Le XXe siècle a apporté de nouvelles techniques de traitement du cancer, notamment la radiothérapie. En 1921, Marie Curie a visité le New York Cancer Hospital, alors rebaptisé General Memorial Hospital for the Treatment of Cancer and Allied Diseases, pour voir la voûte de brique et d’acier où l’hôpital conservait ses quatre grammes de radium – à l’époque la plus grande accumulation au monde. Le Dr Edward H. Rogers, qui l’escortait, a assuré au Times qu’il n’existait aucun cas répertorié de personne ayant été blessée par le radium. Il nie que Curie ait été blessée par le matériau radioactif, affirmant qu’elle n’avait été malade récemment que d’anémie. À cette époque, les dangers du radium commençaient à apparaître, suscitant des revendications défensives de la part de ses partisans. Elle meurt en 1934, sans surprise, des suites d’un empoisonnement au radium. Rétrospectivement, les premiers traitements par irradiation étaient souvent pires que la maladie qu’ils étaient censés guérir. Les radiations provoquaient de graves brûlures et, dans certains cas, de nouveaux cancers. Le New York Cancer Hospital a peut-être été salué pour ses bonnes intentions, mais la souffrance de ses occupants n’a jamais cessé. Plombé par le taux de mortalité croissant, le NYCH avait son propre crématorium situé dans le sous-sol de l’établissement, d’autant plus redoutable par la vision, à travers ses fenêtres gothiques, de la haute cheminée à l’ouest du bâtiment principal.
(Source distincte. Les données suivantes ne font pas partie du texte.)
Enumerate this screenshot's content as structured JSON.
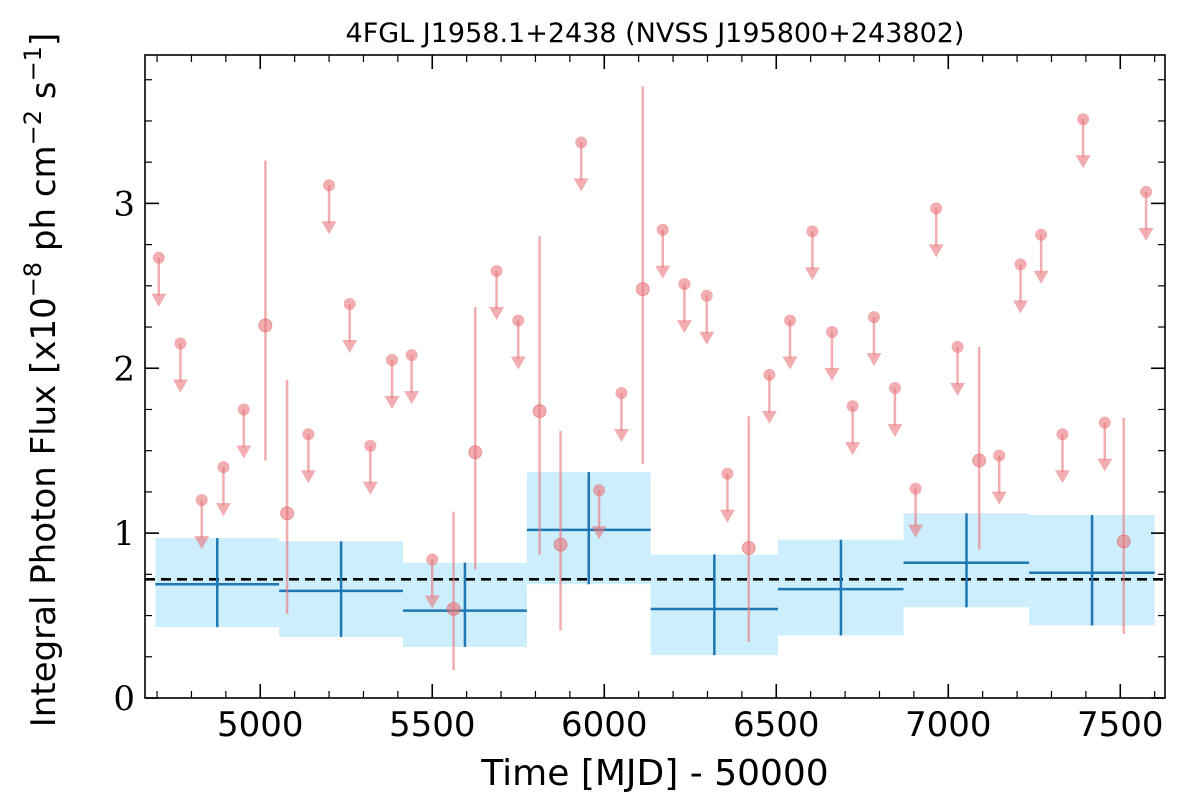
{
  "chart_data": {
    "type": "scatter",
    "title": "4FGL J1958.1+2438 (NVSS J195800+243802)",
    "xlabel": "Time [MJD] - 50000",
    "ylabel": "Integral Photon Flux [x10^-8 ph cm^-2 s^-1]",
    "ylabel_parts": {
      "prefix": "Integral Photon Flux [x10",
      "exp1": "−8",
      "mid1": " ph cm",
      "exp2": "−2",
      "mid2": " s",
      "exp3": "−1",
      "suffix": "]"
    },
    "xlim": [
      4665,
      7630
    ],
    "ylim": [
      0,
      3.9
    ],
    "xticks": [
      {
        "value": 5000,
        "label": "5000"
      },
      {
        "value": 5500,
        "label": "5500"
      },
      {
        "value": 6000,
        "label": "6000"
      },
      {
        "value": 6500,
        "label": "6500"
      },
      {
        "value": 7000,
        "label": "7000"
      },
      {
        "value": 7500,
        "label": "7500"
      }
    ],
    "yticks": [
      {
        "value": 0,
        "label": "0"
      },
      {
        "value": 1,
        "label": "1"
      },
      {
        "value": 2,
        "label": "2"
      },
      {
        "value": 3,
        "label": "3"
      }
    ],
    "grid": false,
    "colors": {
      "points": "#e8777c",
      "bins": "#1f77b4",
      "band": "#cdeefc",
      "mean": "#000000"
    },
    "mean_flux": 0.72,
    "detections": [
      {
        "x": 5015,
        "y": 2.26,
        "lo": 1.44,
        "hi": 3.26
      },
      {
        "x": 5078,
        "y": 1.12,
        "lo": 0.51,
        "hi": 1.93
      },
      {
        "x": 5562,
        "y": 0.54,
        "lo": 0.17,
        "hi": 1.13
      },
      {
        "x": 5625,
        "y": 1.49,
        "lo": 0.78,
        "hi": 2.37
      },
      {
        "x": 5812,
        "y": 1.74,
        "lo": 0.87,
        "hi": 2.8
      },
      {
        "x": 5873,
        "y": 0.93,
        "lo": 0.41,
        "hi": 1.62
      },
      {
        "x": 6112,
        "y": 2.48,
        "lo": 1.42,
        "hi": 3.71
      },
      {
        "x": 6420,
        "y": 0.91,
        "lo": 0.34,
        "hi": 1.71
      },
      {
        "x": 7090,
        "y": 1.44,
        "lo": 0.9,
        "hi": 2.13
      },
      {
        "x": 7510,
        "y": 0.95,
        "lo": 0.39,
        "hi": 1.7
      }
    ],
    "upper_limits": [
      {
        "x": 4705,
        "y": 2.67
      },
      {
        "x": 4768,
        "y": 2.15
      },
      {
        "x": 4830,
        "y": 1.2
      },
      {
        "x": 4893,
        "y": 1.4
      },
      {
        "x": 4952,
        "y": 1.75
      },
      {
        "x": 5140,
        "y": 1.6
      },
      {
        "x": 5200,
        "y": 3.11
      },
      {
        "x": 5260,
        "y": 2.39
      },
      {
        "x": 5320,
        "y": 1.53
      },
      {
        "x": 5383,
        "y": 2.05
      },
      {
        "x": 5440,
        "y": 2.08
      },
      {
        "x": 5500,
        "y": 0.84
      },
      {
        "x": 5687,
        "y": 2.59
      },
      {
        "x": 5750,
        "y": 2.29
      },
      {
        "x": 5933,
        "y": 3.37
      },
      {
        "x": 5985,
        "y": 1.26
      },
      {
        "x": 6050,
        "y": 1.85
      },
      {
        "x": 6170,
        "y": 2.84
      },
      {
        "x": 6233,
        "y": 2.51
      },
      {
        "x": 6298,
        "y": 2.44
      },
      {
        "x": 6358,
        "y": 1.36
      },
      {
        "x": 6480,
        "y": 1.96
      },
      {
        "x": 6540,
        "y": 2.29
      },
      {
        "x": 6605,
        "y": 2.83
      },
      {
        "x": 6662,
        "y": 2.22
      },
      {
        "x": 6722,
        "y": 1.77
      },
      {
        "x": 6784,
        "y": 2.31
      },
      {
        "x": 6845,
        "y": 1.88
      },
      {
        "x": 6905,
        "y": 1.27
      },
      {
        "x": 6965,
        "y": 2.97
      },
      {
        "x": 7027,
        "y": 2.13
      },
      {
        "x": 7148,
        "y": 1.47
      },
      {
        "x": 7210,
        "y": 2.63
      },
      {
        "x": 7270,
        "y": 2.81
      },
      {
        "x": 7332,
        "y": 1.6
      },
      {
        "x": 7392,
        "y": 3.51
      },
      {
        "x": 7455,
        "y": 1.67
      },
      {
        "x": 7575,
        "y": 3.07
      }
    ],
    "bins": [
      {
        "x0": 4695,
        "x1": 5055,
        "xc": 4875,
        "y": 0.69,
        "lo": 0.43,
        "hi": 0.97
      },
      {
        "x0": 5055,
        "x1": 5415,
        "xc": 5235,
        "y": 0.65,
        "lo": 0.37,
        "hi": 0.95
      },
      {
        "x0": 5415,
        "x1": 5775,
        "xc": 5595,
        "y": 0.53,
        "lo": 0.31,
        "hi": 0.82
      },
      {
        "x0": 5775,
        "x1": 6135,
        "xc": 5955,
        "y": 1.02,
        "lo": 0.69,
        "hi": 1.37
      },
      {
        "x0": 6135,
        "x1": 6505,
        "xc": 6320,
        "y": 0.54,
        "lo": 0.26,
        "hi": 0.87
      },
      {
        "x0": 6505,
        "x1": 6870,
        "xc": 6688,
        "y": 0.66,
        "lo": 0.38,
        "hi": 0.96
      },
      {
        "x0": 6870,
        "x1": 7235,
        "xc": 7053,
        "y": 0.82,
        "lo": 0.55,
        "hi": 1.12
      },
      {
        "x0": 7235,
        "x1": 7600,
        "xc": 7418,
        "y": 0.76,
        "lo": 0.44,
        "hi": 1.11
      }
    ]
  }
}
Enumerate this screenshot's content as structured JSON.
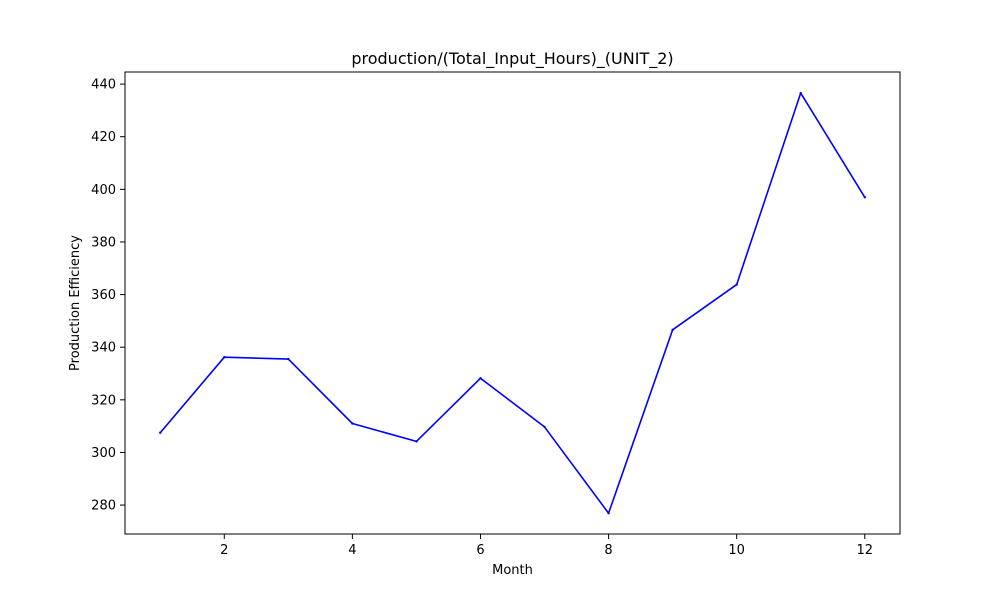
{
  "chart_data": {
    "type": "line",
    "title": "production/(Total_Input_Hours)_(UNIT_2)",
    "xlabel": "Month",
    "ylabel": "Production Efficiency",
    "x": [
      1,
      2,
      3,
      4,
      5,
      6,
      7,
      8,
      9,
      10,
      11,
      12
    ],
    "series": [
      {
        "values": [
          307.5,
          336.2,
          335.5,
          311.0,
          304.2,
          328.2,
          309.7,
          276.9,
          346.6,
          363.8,
          436.6,
          397.0
        ],
        "color": "#0000ff"
      }
    ],
    "xlim": [
      0.45,
      12.55
    ],
    "ylim": [
      269.0,
      444.6
    ],
    "xticks": [
      2,
      4,
      6,
      8,
      10,
      12
    ],
    "yticks": [
      280,
      300,
      320,
      340,
      360,
      380,
      400,
      420,
      440
    ],
    "grid": false,
    "legend": "none"
  }
}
En grande partie parce que le cancer restait si mortel, l’hôpital connut bientôt des problèmes financiers. On l’a surnommé « la Bastille », un endroit à craindre et à éviter pour les patients et les clients. Au début du siècle, les administrateurs de l’hôpital assiégé ont changé son nom en General Memorial Hospital, puis, au début des années 1920, en General Memorial Hospital for the Treatment of Cancer and Allied Diseases. Au fil des décennies, l’hôpital a enduré son dévouement ardu pour son motif principal de trouver un remède au cancer.
En 1955, le General Memorial Hospital for the Treatment of Cancer and Allied Diseases a quitté les installations désuètes de Central Park West pour s’installer dans son nouvel emplacement de l’East Side. Là, il s’est développé pour devenir ce qui est aujourd’hui le Memorial Sloan-Kettering Cancer Center. C’est à cette époque que l’ancien bâtiment du New York Cancer Hospital a commencé à décliner. Sous la direction du magnat des maisons de retraite Bernard Bergman, il a été transformé en un établissement appelé Towers Nursing Home. Cette maison de retraite est devenue tristement célèbre pour sa négligence et son manque de normes. Les patients âgés ont témoigné de « conditions atroces », notamment d’un chauffage insuffisant, d’infestations de parasites, d’abus physiques et de négligence. Les patients n’étaient pas les seuls à être négligés. Les vieilles installations étaient mal entretenues, sales et une « odeur âcre » flottait dans l’air. Le bâtiment autrefois immaculé est devenu un triste lieu abandonné. Une enquête de l’État et de l’administration fédérale s’est ensuivie suite à des allégations de fraude à Medicaid et aux impôts, ce qui a finalement conduit le foyer à fermer ses portes en 1974. L’ancien New York Cancer Hospital a été laissé dans un état si désastreux après la fermeture de la maison de retraite qu’il a été question de le démolir avant que la New York City Landmarks Preservation Commission ne désigne le bâtiment de l’hôpital comme monument historique en 1976.